Israeli Prime Minister Benjamin Netanyahu returned home from a Washington summit on Tuesday to a threat that hardliners will topple him if he closes a peace deal with Palestinian President Yasser Arafat.

Israeli headlines likened President Clinton's planned follow-up summit in October to the historic 1978 Camp David talks between Israel and Egypt but doubted the sides in the current conflict could muster the same trust to seal an accord.

Mr. Clinton, who had another meeting scheduled with Arafat at the White House on Tuesday, hopes to end a 19-month deadlock with agreement for Israel to withdraw from another 13 percent of the West Bank in return for Palestinian security guarantees.
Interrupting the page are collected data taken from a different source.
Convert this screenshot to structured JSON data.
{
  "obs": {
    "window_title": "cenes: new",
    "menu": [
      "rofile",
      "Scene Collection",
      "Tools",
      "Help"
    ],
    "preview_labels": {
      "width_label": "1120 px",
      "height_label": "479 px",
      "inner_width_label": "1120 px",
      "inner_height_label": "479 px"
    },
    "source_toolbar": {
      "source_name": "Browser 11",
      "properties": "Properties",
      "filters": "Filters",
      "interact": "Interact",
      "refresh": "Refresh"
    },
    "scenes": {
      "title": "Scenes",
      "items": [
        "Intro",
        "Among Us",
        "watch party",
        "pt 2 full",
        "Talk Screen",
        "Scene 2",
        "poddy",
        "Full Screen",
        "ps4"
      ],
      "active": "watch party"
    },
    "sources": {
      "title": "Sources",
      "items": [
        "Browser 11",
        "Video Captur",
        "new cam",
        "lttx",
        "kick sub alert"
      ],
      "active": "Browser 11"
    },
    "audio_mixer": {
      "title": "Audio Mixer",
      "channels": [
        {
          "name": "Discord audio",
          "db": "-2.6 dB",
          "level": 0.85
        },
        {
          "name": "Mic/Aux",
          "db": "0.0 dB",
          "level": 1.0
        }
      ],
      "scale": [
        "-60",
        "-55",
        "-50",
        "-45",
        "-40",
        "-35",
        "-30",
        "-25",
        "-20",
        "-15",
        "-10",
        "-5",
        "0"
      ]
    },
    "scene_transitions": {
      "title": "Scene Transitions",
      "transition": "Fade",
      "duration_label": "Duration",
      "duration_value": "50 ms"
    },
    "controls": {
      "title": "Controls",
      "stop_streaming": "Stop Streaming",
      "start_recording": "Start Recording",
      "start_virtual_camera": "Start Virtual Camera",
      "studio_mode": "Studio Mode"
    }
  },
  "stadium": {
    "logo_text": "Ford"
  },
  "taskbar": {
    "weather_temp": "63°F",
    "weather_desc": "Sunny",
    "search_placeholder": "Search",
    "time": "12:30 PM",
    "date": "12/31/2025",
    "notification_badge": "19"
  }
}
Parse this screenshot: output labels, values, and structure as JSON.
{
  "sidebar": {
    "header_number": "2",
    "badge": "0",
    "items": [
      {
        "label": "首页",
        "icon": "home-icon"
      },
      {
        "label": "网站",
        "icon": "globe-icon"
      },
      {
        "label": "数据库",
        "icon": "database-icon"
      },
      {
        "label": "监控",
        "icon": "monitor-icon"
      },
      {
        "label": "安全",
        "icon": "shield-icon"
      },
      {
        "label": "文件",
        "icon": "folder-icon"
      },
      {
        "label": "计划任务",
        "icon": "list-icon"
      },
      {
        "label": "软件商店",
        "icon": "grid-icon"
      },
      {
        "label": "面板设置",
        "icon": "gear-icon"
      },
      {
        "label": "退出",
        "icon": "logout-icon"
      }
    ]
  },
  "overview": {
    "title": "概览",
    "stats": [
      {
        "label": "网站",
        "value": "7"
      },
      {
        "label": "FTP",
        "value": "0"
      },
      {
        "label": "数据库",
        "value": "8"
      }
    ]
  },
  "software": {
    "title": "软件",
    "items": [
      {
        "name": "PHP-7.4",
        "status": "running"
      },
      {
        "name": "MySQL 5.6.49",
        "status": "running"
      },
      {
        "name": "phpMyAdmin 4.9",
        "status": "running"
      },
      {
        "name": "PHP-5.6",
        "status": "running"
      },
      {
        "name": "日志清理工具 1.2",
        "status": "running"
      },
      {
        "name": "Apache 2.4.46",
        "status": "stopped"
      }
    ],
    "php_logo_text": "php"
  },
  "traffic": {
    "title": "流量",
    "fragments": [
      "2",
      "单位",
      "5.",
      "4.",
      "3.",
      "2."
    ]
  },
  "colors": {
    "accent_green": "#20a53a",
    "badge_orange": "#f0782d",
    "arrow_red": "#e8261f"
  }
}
CBS News Correspondent Jesse Schulman reports that the key stumbling blocks continue to be land and security. It appears that the Israelis agreed to pull out from thirteen percent of the West Bank -- the Palestinians' minimum condition.

"We say no," said Hanan Porat, a lawmaker from Israel's National Religious Party, a partner in Netanyahu's government that champions Jewish settlement of the West Bank.

Porat, head of the legislative Laws Committee considering a bill to dissolve parliament, predicted on Israeli army radio that he could garner the 61 votes required in the 120-member Knesset to bring down Netanyahu.

"If the government decides on this withdrawal, which means giving Arafat a Palestinian state on a silver platter, we won't be able to be partners to this government and this means there will be early elections," Porat said.

However, conventional wisdom is that Netanyahu's government would probably survive a vote on a peace deal itself with a "parliamentary safety net" provided by the opposition Labor party that launched peace moves with Arafat in 1993.

In addition, Netanyahu's coalition partners may be reluctant to risk a new election -- which could cause them to lose the important cabinet seats -- and ministry budgets -- they currently hold.

But Labor and disaffected Netanyahu backers could conspire to oust him on any other parliamentary issue. Netanyahu signaled this month that he could call an early election if his coalition opposed him on a deal.

Israeli Defense Minister Yitzhak Mordechai said Secretary of State Madeleine Albright and special envoy Dennis Ross could begin forging a package of deals during October talks in the Middle East that would be capped by a summit in the Washington area.

"During the visit of Albright and Ross here, it will surely be possible to reach a package of deals in a number of areas," Mordechai told Israel Radio.